Been There, Done That

The latest farce presented by LTW is a bit too frantic and way too familiar

I recently heard someone dismiss Ray Cooney's farce Funny Money as Run for Your Wife 4.

In other words, Cooney, Britain's leading farceur, has stitched Funny Money together according to exactly the same pattern he has successfully employed in Run for Your Wife and its actual sequel, Caught in the Net, not to mention just about every other play he has written: That is, some entirely unremarkable Englishman gets caught up in some extraordinary circumstance of his own devising, traps himself and everyone around him in a cascade of little lies and mistaken identities, and throws around some sexual innuendo that's supposed to be titillating but really wouldn't even offend the Queen Mother.

We've seen all of this before, certainly at Live Theatre Workshop, which has produced Run for Your Wife and Caught in the Net in recent seasons, and is now lavishing its comic resources on Funny Money.

This time around, the central character is a muddling, undistinguished office drone named Henry. At a subway station, he mistakenly picks up the wrong briefcase, which turns out to be stuffed with £735,000 in used £50 notes. The bills are untraceable, and the money was obviously intended for some nefarious purpose, so nobody's going to report its loss to the police--but because the purpose was nefarious, some unpleasant personage is sure to trace Henry through the items in his own briefcase and make his life difficult, if not a matter of the past tense. Of course, Henry intends to keep the cash, and he has strong motivation to use it to spirit himself and his wife, Jean, off to Barcelona, or some tropical island he could now probably purchase.

Alas, Henry's not-so-best-laid plans are complicated by the arrival of a police inspector investigating another matter, two family friends who get sucked into a resulting deception, an impatient cab driver and yet another police inspector who arrives to declare that Henry's body has been found, bound and bullet-punctured, in the river. This last announcement causes the real Henry some degree of distress, as one might imagine.

Most of the opening-night audience responded to Live Theatre Workshop's lively production with steady bursts of laughter, but I found myself rarely joining in. Part of the reason, as I've suggested, is that when you've seen one Ray Cooney farce, well, you know exactly what to expect from the next five. Also, even though Cooney wrote this one in 1994, the action is set in the late-1970s, which is perhaps the only way to make the side business about suspected homosexuality and wife-swapping seem more hip and less adolescent than it really is.

The generally perceptive director, Sabian Trout, wasn't inspired to come up with any really relevant information in the program's director's notes; she might have added a bit of much-needed edge to the show had she pointed out that British sodomy laws prohibited homosexual activity in the presence of others until only eight years ago. These characters resort to pretending they're wanking each other off under a blanket in front of the police because they believe that's less of an offense than what they're really up to.

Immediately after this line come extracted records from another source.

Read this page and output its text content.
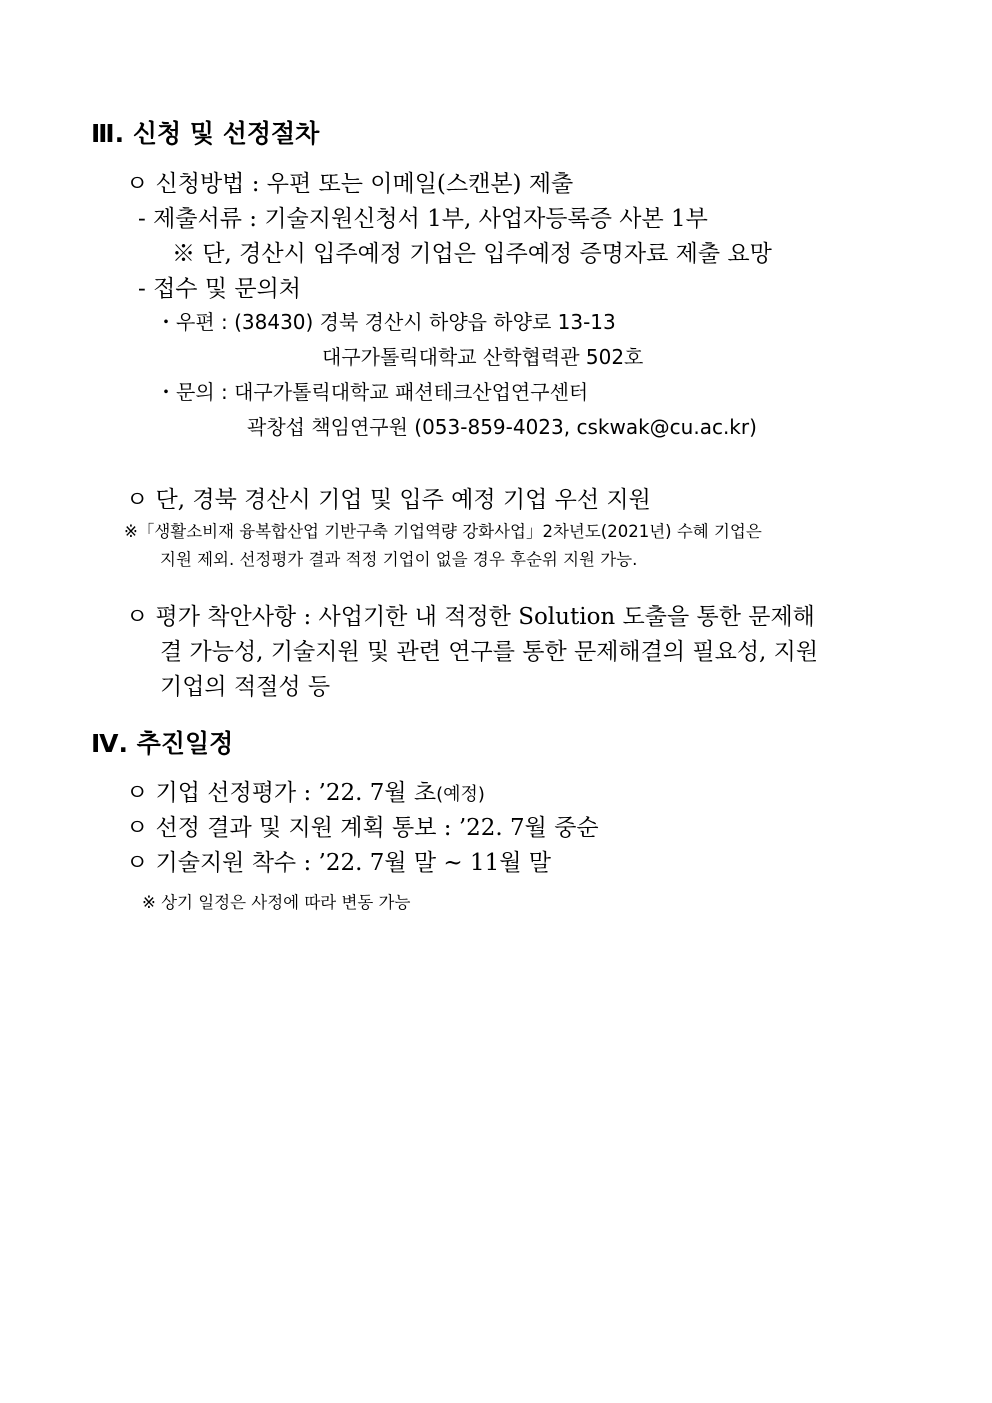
Ⅲ. 신청 및 선정절차
ㅇ 신청방법 : 우편 또는 이메일(스캔본) 제출
- 제출서류 : 기술지원신청서 1부, 사업자등록증 사본 1부
※ 단, 경산시 입주예정 기업은 입주예정 증명자료 제출 요망
- 접수 및 문의처
・우편 : (38430) 경북 경산시 하양읍 하양로 13-13
대구가톨릭대학교 산학협력관 502호
・문의 : 대구가톨릭대학교 패션테크산업연구센터
곽창섭 책임연구원 (053-859-4023, cskwak@cu.ac.kr)
ㅇ 단, 경북 경산시 기업 및 입주 예정 기업 우선 지원
※「생활소비재 융복합산업 기반구축 기업역량 강화사업」2차년도(2021년) 수혜 기업은
지원 제외. 선정평가 결과 적정 기업이 없을 경우 후순위 지원 가능.
ㅇ 평가 착안사항 : 사업기한 내 적정한 Solution 도출을 통한 문제해
결 가능성, 기술지원 및 관련 연구를 통한 문제해결의 필요성, 지원
기업의 적절성 등
Ⅳ. 추진일정
ㅇ 기업 선정평가 : ’22. 7월 초(예정)
ㅇ 선정 결과 및 지원 계획 통보 : ’22. 7월 중순
ㅇ 기술지원 착수 : ’22. 7월 말 ~ 11월 말
※ 상기 일정은 사정에 따라 변동 가능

What Trout has decided to do, unwisely, is amp up her female characters' goofball levels from the very beginning. A farce like this thrives on the idea that perfectly ordinary people are struggling to keep up normal appearances while everything spins wildly out of control. But when the characters start out silly, the later chaos seems less intense. Lunacy is a goofball's natural environment.

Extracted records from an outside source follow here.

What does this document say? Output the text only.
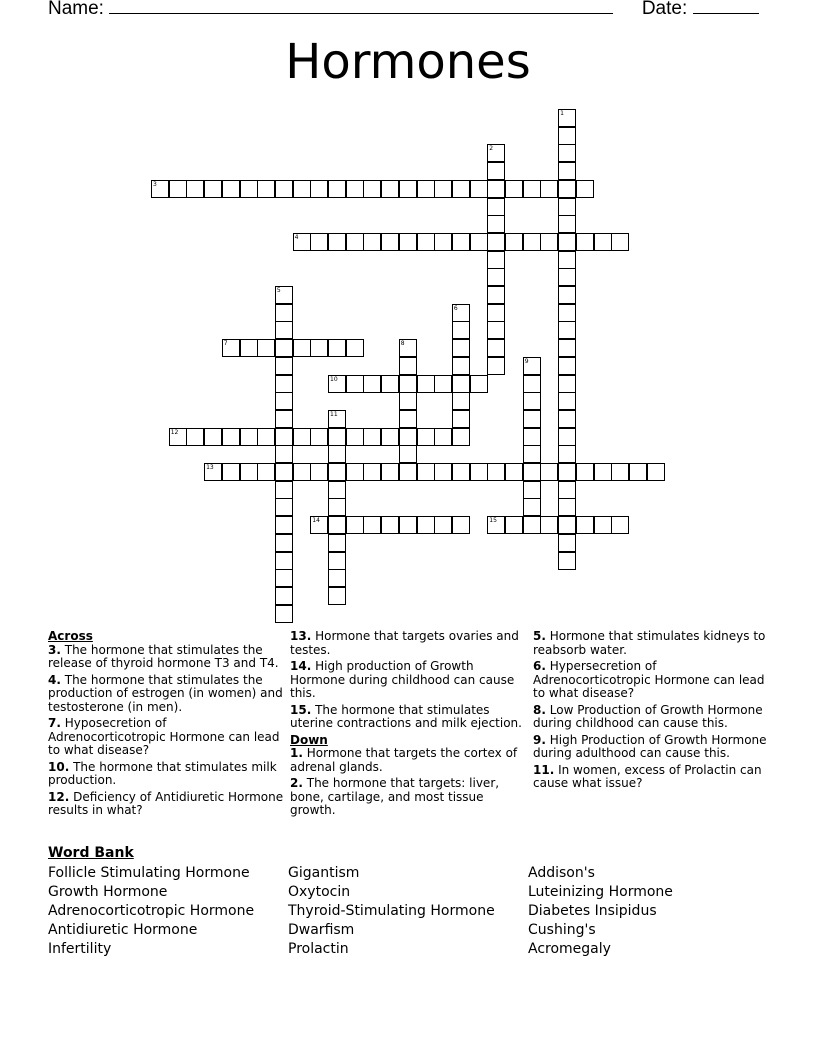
Name:	Date:
Hormones
1
2
3
4
5
6
7	8
9
10
11
12
13
14	15
Across
3. The hormone that stimulates the release of thyroid hormone T3 and T4.
4. The hormone that stimulates the production of estrogen (in women) and testosterone (in men).
7. Hyposecretion of Adrenocorticotropic Hormone can lead to what disease?
10. The hormone that stimulates milk production.
12. Deficiency of Antidiuretic Hormone results in what?
13. Hormone that targets ovaries and testes.
14. High production of Growth Hormone during childhood can cause this.
15. The hormone that stimulates uterine contractions and milk ejection.
Down
1. Hormone that targets the cortex of adrenal glands.
2. The hormone that targets: liver, bone, cartilage, and most tissue growth.
5. Hormone that stimulates kidneys to reabsorb water.
6. Hypersecretion of Adrenocorticotropic Hormone can lead to what disease?
8. Low Production of Growth Hormone during childhood can cause this.
9. High Production of Growth Hormone during adulthood can cause this.
11. In women, excess of Prolactin can cause what issue?
Word Bank
Follicle Stimulating Hormone
Growth Hormone
Adrenocorticotropic Hormone
Antidiuretic Hormone
Infertility
Gigantism
Oxytocin
Thyroid-Stimulating Hormone
Dwarfism
Prolactin
Addison's
Luteinizing Hormone
Diabetes Insipidus
Cushing's
Acromegaly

Jodi Rankin, as Jean, opens the action in her customary addled-ditz mode, so her drunken confusion later in the play may turn her limbs rubbery, but it doesn't really transform the character. As family-friend Betty, Holli Henderson adopts a squeaky little voice and shuffles along in quick little baby steps, as if what would soon befall Betty weren't ridiculous enough. Henderson is a sufficiently expert comic actress that she can draw laughs simply with the inflection of a single word, a fleeting facial expression or a little bit of physical business off to the side; burdening her with something as obvious as a funny voice is almost an insult to her talent.

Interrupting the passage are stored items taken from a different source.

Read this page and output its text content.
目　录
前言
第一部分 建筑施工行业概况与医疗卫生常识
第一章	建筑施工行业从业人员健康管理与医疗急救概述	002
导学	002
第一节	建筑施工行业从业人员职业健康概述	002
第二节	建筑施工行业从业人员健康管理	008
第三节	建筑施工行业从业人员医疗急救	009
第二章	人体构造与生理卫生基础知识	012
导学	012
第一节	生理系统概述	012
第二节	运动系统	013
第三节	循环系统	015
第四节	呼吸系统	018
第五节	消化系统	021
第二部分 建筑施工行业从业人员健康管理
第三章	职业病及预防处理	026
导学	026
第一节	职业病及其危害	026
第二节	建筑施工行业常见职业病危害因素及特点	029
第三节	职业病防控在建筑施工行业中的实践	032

The men come off better--Stephen Frankenfield as the foolishly impulsive Henry, a man trying to rise above his inherent dullness; Keith Wick as Vic, Henry's not entirely willing accomplice in deceit; Michael Woodson as a police detective on the make; and Eric Anson as the perhaps-too-helpful cabbie. Peg Peterson introduces a needed note of sanity and sincerity as the other cop, and Christopher Johnson comes out swinging at the end as an abused bystander.

The brightly lit lemon-chiffon set adds its bit of intensity to the proceedings, and Megan Lamb's costumes suggest the late-1970s without doing anything too silly (apart from that big bow at Henderson's neck).

LTW's core audience will surely find this production of Funny Money uproarious, but for my money, it isn't as funny as it ought to be.